The UN declared 2012 The International Year of Cooperatives to encourage the growth of cooperatives worldwide. Perhaps it’s not that surprising that I only learned that fact today, when I was researching the status of worker-owned cooperatives. After all, Nancy Fabre points out

As an organizational form, worker-owned and -managed companies are largely ignored in economics textbooks. Still, research by Richard FreemanHenry Hansmann,Douglas KruseJohn PencavelLouis Putterman and others has informed my thinking on the issue.
Democratic decision-making can be costly and contentious. But we knew that already. Why should workplace democracy be harder — or less efficient — than shareholder democracy (which, in principle, most public corporations are bound by)?
If workers receive a share of profits, they may try to free-ride on the efforts of other members of the collective — especially if effort is difficult to monitor.
Yes, indeed, but similar problems characterize the typical capitalist company, in which most workers gain little from improvements in overall performance.
If workers like one another, they may be unwilling to impose the level of discipline required to achieve efficient outcomes — like firing slackers. More generally, workers may favor the quality of their own work environment as much as increased profitability.

Actually, some cooperatives elect members to serve in managerial roles, and therefore to take on the responsibility for policing the organization, so those objections are possible moot.
Personally, I believe that the core issue at the root of the American aversion to collectives is our self-identification with individuality, and out difficulties with thinking collectively, at least for Americans of European ancestry:

Shauncey Ferro, Science Confirms The Obvious: Americans Are Selfish
If you need an American to do something, don’t mention the common good, team work or caring for others. A new study in Psychological Science this month found that trying to get Americans to think and act interdependently failed–and may have even decreased motivation.
After being prompted to think about either independence or interdependence, a group of Stanford students were given difficult word puzzles to solve, and later, a physical challenge (squeezing a handgrip for as long as possible).
“Chronically independent European Americans” fared much worse when primed to think about interdependence while completing the task. For bicultural Asian-American students exposed to both the independence-loving culture of America and a more communally based East-Asian culture, thinking about either value set was equally motivating.
In another test, students viewed a website about a class promoting environmental sustainability. White American students said they would put less effort into the course when the description emphasized things like working together and taking other people’s views into account, rather than when it prioritized taking charge and being unique.

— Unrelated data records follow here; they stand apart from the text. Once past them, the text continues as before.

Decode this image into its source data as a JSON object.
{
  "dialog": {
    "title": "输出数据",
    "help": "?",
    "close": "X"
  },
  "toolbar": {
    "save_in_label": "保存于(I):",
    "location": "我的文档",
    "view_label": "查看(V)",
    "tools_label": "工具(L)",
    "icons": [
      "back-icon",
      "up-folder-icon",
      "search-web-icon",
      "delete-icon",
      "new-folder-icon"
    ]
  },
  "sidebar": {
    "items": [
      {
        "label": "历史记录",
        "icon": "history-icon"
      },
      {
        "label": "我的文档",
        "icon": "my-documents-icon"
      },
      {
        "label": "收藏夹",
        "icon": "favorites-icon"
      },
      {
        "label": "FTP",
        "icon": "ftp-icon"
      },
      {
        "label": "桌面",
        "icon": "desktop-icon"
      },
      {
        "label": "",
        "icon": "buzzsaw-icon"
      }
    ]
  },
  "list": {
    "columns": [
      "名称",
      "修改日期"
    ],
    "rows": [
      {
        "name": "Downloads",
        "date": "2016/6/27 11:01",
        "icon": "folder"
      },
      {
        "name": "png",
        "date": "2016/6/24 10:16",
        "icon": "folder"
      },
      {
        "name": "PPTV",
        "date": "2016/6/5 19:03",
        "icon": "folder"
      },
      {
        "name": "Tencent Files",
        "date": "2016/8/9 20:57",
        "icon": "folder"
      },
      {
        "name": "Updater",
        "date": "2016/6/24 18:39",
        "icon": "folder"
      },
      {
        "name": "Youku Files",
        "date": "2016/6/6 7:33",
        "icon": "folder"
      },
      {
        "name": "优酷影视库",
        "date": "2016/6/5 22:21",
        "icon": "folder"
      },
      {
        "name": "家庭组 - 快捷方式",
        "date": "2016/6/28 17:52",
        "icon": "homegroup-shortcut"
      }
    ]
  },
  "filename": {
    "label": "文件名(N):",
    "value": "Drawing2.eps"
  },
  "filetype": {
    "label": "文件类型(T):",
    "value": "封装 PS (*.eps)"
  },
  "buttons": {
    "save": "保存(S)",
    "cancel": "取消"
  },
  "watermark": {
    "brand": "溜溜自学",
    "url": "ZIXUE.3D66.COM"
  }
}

Of course, these are Stanford students, and it could well be the case that there is more variability in the population when you don’t select for over achieving high school valedictorians.
My bet is that the events of the past decade may be radicalizing Americans, however. Rising awareness of deeply engrained economy inequity, an increasing awareness among the young that there is a severely damaged economic system, and a hollowing out of the middle class might inspire more grass-roots development of worker-owned cooperatives. Also, examples like the cooperative restaurant Colors, in New York City, formed by 9/11 survivors formerly employed by Windows on the World, the World Trade Center restaurant. As their web site says,

COLORS is committed to ethical employee practices, excellent service and delectable food. Our ingredients are purchased, where possible, directly from producers who practice sustainable agriculture and fair trade. We call it Just. Good. Food.

Maybe it’s Just. Good. Business. Too.